The shallow tremor was gauged as magnitude 5.6 by the US Geological Survey and 6.1 by Japan's meteorological agency on the Richter scale.
It rocked the west of the main island of Honshu, 96 kilometres (60 miles) north of Hiroshima, at 1:32am (1632 GMT Sunday).
The Japanese agency urged residents to stay vigilant.
"We want the areas that experienced strong tremors to be on guard in the coming week or so against quakes that could be as powerful as the upper five," agency official Toshiyuki Matsumori told a news conference, referring to a Japanese seismic scale with a maximum intensity of seven.
An upper five on Japan's Shindo scale refers to tremors that make it difficult to walk without holding onto something.
Strong aftershocks could continue for two to three days, Matsumori said, and several strong tremors have already been felt in the region hit by the initial quake.
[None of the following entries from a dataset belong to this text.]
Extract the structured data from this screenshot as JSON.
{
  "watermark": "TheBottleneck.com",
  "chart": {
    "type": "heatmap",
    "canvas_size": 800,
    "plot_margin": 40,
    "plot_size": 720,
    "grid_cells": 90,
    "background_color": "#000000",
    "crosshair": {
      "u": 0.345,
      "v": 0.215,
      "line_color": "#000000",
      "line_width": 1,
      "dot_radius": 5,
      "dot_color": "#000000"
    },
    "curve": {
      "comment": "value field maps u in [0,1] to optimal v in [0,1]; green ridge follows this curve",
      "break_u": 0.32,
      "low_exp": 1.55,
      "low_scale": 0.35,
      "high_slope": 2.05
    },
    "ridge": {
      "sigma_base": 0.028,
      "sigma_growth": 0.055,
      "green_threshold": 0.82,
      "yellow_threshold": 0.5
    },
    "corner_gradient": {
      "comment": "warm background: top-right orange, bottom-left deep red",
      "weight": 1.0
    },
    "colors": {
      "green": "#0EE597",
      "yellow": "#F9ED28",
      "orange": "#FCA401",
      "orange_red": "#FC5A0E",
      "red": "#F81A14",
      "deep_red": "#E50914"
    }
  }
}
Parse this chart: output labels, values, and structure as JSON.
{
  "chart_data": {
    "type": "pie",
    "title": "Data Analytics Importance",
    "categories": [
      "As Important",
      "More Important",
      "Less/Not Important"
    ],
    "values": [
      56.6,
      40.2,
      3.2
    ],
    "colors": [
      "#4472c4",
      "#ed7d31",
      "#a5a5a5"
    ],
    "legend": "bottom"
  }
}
Five people were hurt in the quake, including a 17-year-old boy who broke his leg after falling from his bed, but no life-threatening injuries were reported.
Around 100 households lost water in Oda City, prompting troops to send trucks to set up makeshift water supply stations.
Damage to some buildings and roads were also reported.
No problems were reported at the nearby Shimane nuclear power station, which has been offline for a checkup.
Japan sits on the so-called Pacific "Ring of Fire" where a large proportion of the world's earthquakes and volcanic eruptions are recorded.
A devastating magnitude 9.0 quake -- which struck under the Pacific Ocean on March 11, 2011 -- and a resulting tsunami caused widespread damage and claimed the lives of thousands of people.